Early Spanish contact
Claims are made from time to time that a Spanish helmet found in early European times in Wellington Harbour is evidence of an early visit by Spanish navigators. New Zealand was in fact within the Spanish hemisphere of influence as determined by the 15th-century Treaty of Tordesillas but New Zealand is located too far to the south for
any possible Spanish exploration. Most Spanish voyages kept within a band of approximately latitude 20o north to approximately 20o south. There were enough mutinies, disasters and losses within this central area without thinking that the poorly-designed and usually ill-equipped vessels could venture as far south as New Zealand where the
most northern part is in about 34o
30' south. Parts of wrecks that have been found around New Zealand's coastline are unlikely to be the remains of either Spanish or Portuguese vessels. Nothing
has been found in any of these wrecks that positively identifies the wreck as being from a Spanish or Portuguese expedition. The above remarks do not discount the possibility that some Spanish ships became wrecked on Pacific islands and that the survivors intermarried with Polynesian women. There are numerous records of missing Spanish
vessels. This could have happened from the latter part of the 16th-century onward. It is possible that some descendants of these lost Spanish sailors arrived in New Zealand and formed part of the continuing settlement contribution.
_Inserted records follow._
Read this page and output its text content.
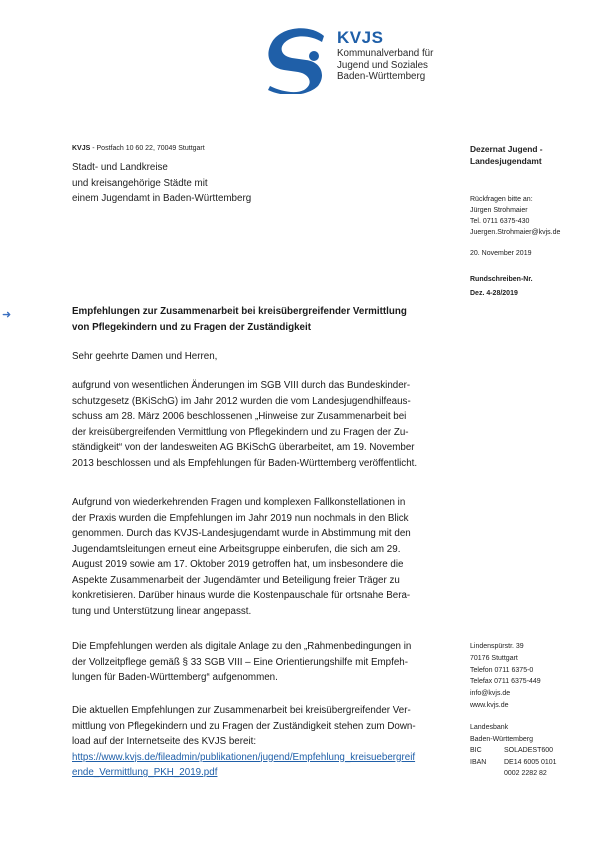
KVJS
Kommunalverband für
Jugend und Soziales
Baden-Württemberg
KVJS - Postfach 10 60 22, 70049 Stuttgart
Stadt- und Landkreise
und kreisangehörige Städte mit
einem Jugendamt in Baden-Württemberg
Dezernat Jugend -
Landesjugendamt
Rückfragen bitte an:
Jürgen Strohmaier
Tel. 0711 6375-430
Juergen.Strohmaier@kvjs.de
20. November 2019
Rundschreiben-Nr.
Dez. 4-28/2019
Lindenspürstr. 39
70176 Stuttgart
Telefon 0711 6375-0
Telefax 0711 6375-449
info@kvjs.de
www.kvjs.de
Landesbank
Baden-Württemberg
BIC	SOLADEST600
IBAN	DE14 6005 0101
0002 2282 82
➜	Empfehlungen zur Zusammenarbeit bei kreisübergreifender Vermittlung
von Pflegekindern und zu Fragen der Zuständigkeit
Sehr geehrte Damen und Herren,
aufgrund von wesentlichen Änderungen im SGB VIII durch das Bundeskinder-
schutzgesetz (BKiSchG) im Jahr 2012 wurden die vom Landesjugendhilfeaus-
schuss am 28. März 2006 beschlossenen „Hinweise zur Zusammenarbeit bei
der kreisübergreifenden Vermittlung von Pflegekindern und zu Fragen der Zu-
ständigkeit“ von der landesweiten AG BKiSchG überarbeitet, am 19. November
2013 beschlossen und als Empfehlungen für Baden-Württemberg veröffentlicht.
Aufgrund von wiederkehrenden Fragen und komplexen Fallkonstellationen in
der Praxis wurden die Empfehlungen im Jahr 2019 nun nochmals in den Blick
genommen. Durch das KVJS-Landesjugendamt wurde in Abstimmung mit den
Jugendamtsleitungen erneut eine Arbeitsgruppe einberufen, die sich am 29.
August 2019 sowie am 17. Oktober 2019 getroffen hat, um insbesondere die
Aspekte Zusammenarbeit der Jugendämter und Beteiligung freier Träger zu
konkretisieren. Darüber hinaus wurde die Kostenpauschale für ortsnahe Bera-
tung und Unterstützung linear angepasst.
Die Empfehlungen werden als digitale Anlage zu den „Rahmenbedingungen in
der Vollzeitpflege gemäß § 33 SGB VIII – Eine Orientierungshilfe mit Empfeh-
lungen für Baden-Württemberg“ aufgenommen.
Die aktuellen Empfehlungen zur Zusammenarbeit bei kreisübergreifender Ver-
mittlung von Pflegekindern und zu Fragen der Zuständigkeit stehen zum Down-
load auf der Internetseite des KVJS bereit:
https://www.kvjs.de/fileadmin/publikationen/jugend/Empfehlung_kreisuebergreif
ende_Vermittlung_PKH_2019.pdf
Felton Mathew was appointed acting Surveyor-General of New Zealand by Governor William Hobson in 1840. With his wife Sarah, Mathew carried out some remarkable surveys in the short time he held his appointment. Included in a long list of surveys is the first survey of the town of Auckland. This note is
concerned with a so-called silhouette of Felton Mathew. The picture often used in books and articles is reproduced here. The caricature is in fact that of a woman riding side-saddle and is possibly of Sarah
Mathew. (Sarah Louise Mathew (1805 - 1890?) The original picture is preserved in the Auckland Public Library.
George Vancouver (1757-98) commanded an expedition of two ships HMS Discovery and HMS Chatham when he came to anchor in Dusky Sound on 2 November 1791. The portrait reproduced here has been used as the basis for
statues and many illustrations over many years. The painting is preserved in the National Portrait Gallery, London, but has apparently been withdrawn from
from display. The authenticity has recently been questioned. The work is by an unknown artist and it is unlikely to be of Vancouver. Vancouver was 40 when he died and the portrait appears to be of a much older man. Readers interested in the problem of authenticity should consult the appendix in W. Kaye Lamb (ed.) The voyage of George
Vancouver 1791-1795, (4 vols) London: The Hakluyt Society, 1984.